New York director Frank Perry’s films tended toward pretentiousness, but amid his arty flourishes he demonstrated a fine gift for guiding performances, especially by actresses. Thus, it’s no surprise that his most widely admired film, Diary of a Mad Housewife, is virtually a one-woman show for leading lady Carrie Snodgress. With Perry’s sympathetic but unflinching camera studying every nuance of her suffering, Snodgress plays Tina Balser, the underappreciated spouse of successful young attorney Jonathan Balser (Richard Benjamin). Jonathan is an asshole of the first order, a name-dropping narcissist obsessed with professional and social advancement; he alternately treats Tina as a sex toy, a shrink, a slave, a sounding board, and a subject for psychological abuse. In the film’s arresting opening scenes, Perry and screenwriter Eleanor Perry (the director’s then-wife) succinctly illustrate every aspect of the Balsers’ suffocating lifestyle—we’re so primed for Tina’s escape from Jonathan’s oppression that when she meets a potential partner for an adulterous tryst, it feels like a triumphant moment.

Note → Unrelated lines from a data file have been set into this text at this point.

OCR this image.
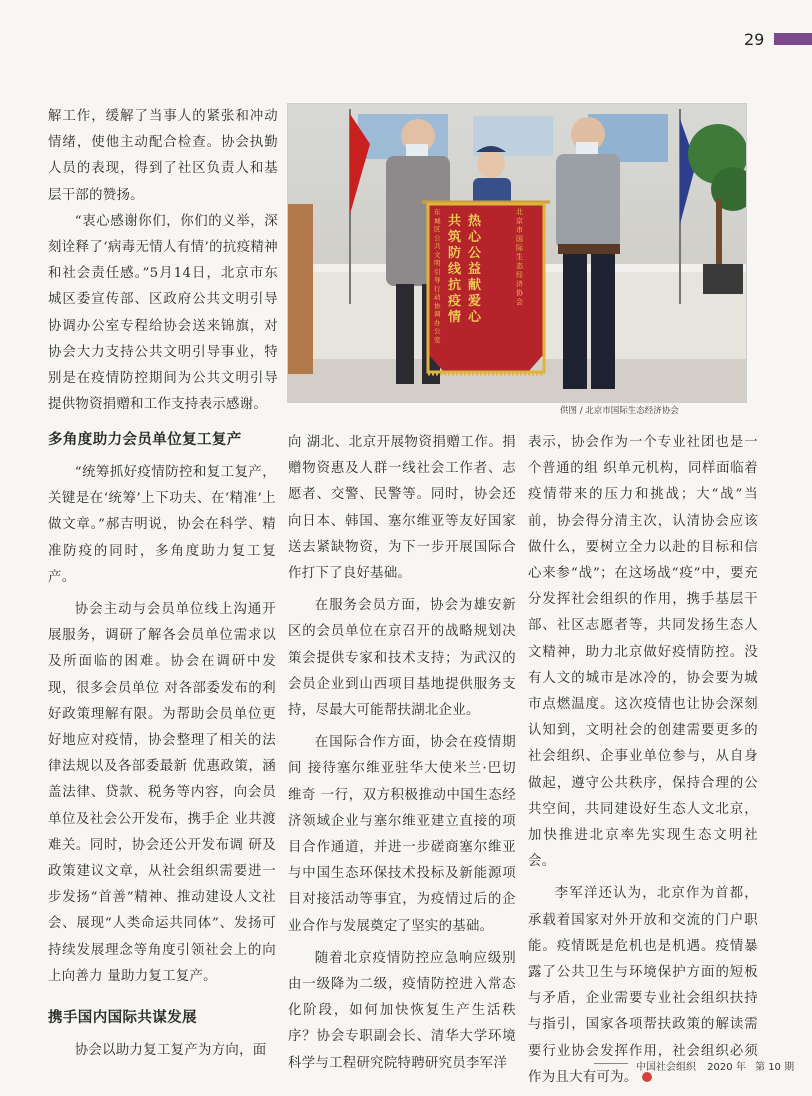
29

解工作，缓解了当事人的紧张和冲动情绪，使他主动配合检查。协会执勤人员的表现，得到了社区负责人和基层干部的赞扬。

“衷心感谢你们，你们的义举，深刻诠释了‘病毒无情人有情’的抗疫精神和社会责任感。”5月14日，北京市东城区委宣传部、区政府公共文明引导协调办公室专程给协会送来锦旗，对协会大力支持公共文明引导事业，特别是在疫情防控期间为公共文明引导提供物资捐赠和工作支持表示感谢。

热心公益献爱心
共筑防线抗疫情
北京市国际生态经济协会
东城区公共文明引导行动协调办公室
供图 / 北京市国际生态经济协会
多角度助力会员单位复工复产

“统筹抓好疫情防控和复工复产，关键是在‘统筹’上下功夫、在‘精准’上做文章。”郝吉明说，协会在科学、精准防疫的同时，多角度助力复工复产。

协会主动与会员单位线上沟通开展服务，调研了解各会员单位需求以及所面临的困难。协会在调研中发现，很多会员单位 对各部委发布的利好政策理解有限。为帮助会员单位更好地应对疫情，协会整理了相关的法律法规以及各部委最新 优惠政策，涵盖法律、贷款、税务等内容，向会员单位及社会公开发布，携手企 业共渡难关。同时，协会还公开发布调 研及政策建议文章，从社会组织需要进一步发扬“首善”精神、推动建设人文社会、展现“人类命运共同体”、发扬可持续发展理念等角度引领社会上的向上向善力 量助力复工复产。

携手国内国际共谋发展

协会以助力复工复产为方向，面

向 湖北、北京开展物资捐赠工作。捐赠物资惠及人群一线社会工作者、志愿者、交警、民警等。同时，协会还向日本、韩国、塞尔维亚等友好国家送去紧缺物资，为下一步开展国际合作打下了良好基础。

在服务会员方面，协会为雄安新区的会员单位在京召开的战略规划决策会提供专家和技术支持；为武汉的会员企业到山西项目基地提供服务支持，尽最大可能帮扶湖北企业。

在国际合作方面，协会在疫情期间 接待塞尔维亚驻华大使米兰·巴切维奇 一行，双方积极推动中国生态经济领域企业与塞尔维亚建立直接的项目合作通道，并进一步磋商塞尔维亚与中国生态环保技术投标及新能源项目对接活动等事宜，为疫情过后的企业合作与发展奠定了坚实的基础。

随着北京疫情防控应急响应级别由一级降为二级，疫情防控进入常态化阶段，如何加快恢复生产生活秩序？协会专职副会长、清华大学环境科学与工程研究院特聘研究员李军洋

表示，协会作为一个专业社团也是一个普通的组 织单元机构，同样面临着疫情带来的压力和挑战；大“战”当前，协会得分清主次，认清协会应该做什么，要树立全力以赴的目标和信心来参“战”；在这场战“疫”中，要充分发挥社会组织的作用，携手基层干部、社区志愿者等，共同发扬生态人文精神，助力北京做好疫情防控。没有人文的城市是冰冷的，协会要为城市点燃温度。这次疫情也让协会深刻认知到，文明社会的创建需要更多的社会组织、企事业单位参与，从自身做起，遵守公共秩序，保持合理的公共空间，共同建设好生态人文北京，加快推进北京率先实现生态文明社会。

李军洋还认为，北京作为首都，承载着国家对外开放和交流的门户职能。疫情既是危机也是机遇。疫情暴露了公共卫生与环境保护方面的短板与矛盾，企业需要专业社会组织扶持与指引，国家各项帮扶政策的解读需要行业协会发挥作用，社会组织必须作为且大有可为。

中国社会组织 2020 年 第 10 期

Alas, Tina’s would-be paramour, writer George Prager (Frank Langella), is merely a different breed of asshole. One of those smug swingers who justifies his callous behavior with fancy language about surmounting bourgeois hang-ups, George treats Tina tenderly when they’re in bed, and abysmally when they’re not. The journey of the movie is Tina’s quest for some kind of validation—whether it’s George complimenting her lovemaking or Jonathan recognizing the work she invests keeping their household afloat—because she’s beyond desperate for evidence proving her life means something. The fascinating quality of Diary of a Mad Housewife is that Tina never really snaps, which would have been the predictable path for the story to follow; instead, even when Jonathan belittles her in front of their two impressionable daughters, Tina barks but doesn’t bite.
Emboldened by her adultery, however, she relishes keeping a secret from her schmuck spouse, and interesting questions get raised about how deeply Tina savors the creature comforts Jonathan’s success provides—has she been co-opted by the status-symbol system that’s oppressing her?
Benjamin is terrific here, transforming obsequiousness into an art form, and Langella, in his first feature, mostly surmounts the overwritten extremes of his role. However, since she’s in nearly every scene, it’s all about Snodgress, who came virtually out of nowhere to score in this movie—her previous screen credits comprised a handful of minor guest shots on television. Snodgress’ relatable vulnerability earned the actress a Golden Globe award and an Oscar nomination. Following a second 1970 feature and a 1971 telefilm, though, Snodgress left Hollywood for a long romance with rock legend Neil Young. She didn’t return to movies until 1978’s The Fury, the project that began her transition from leading roles to minor character roles.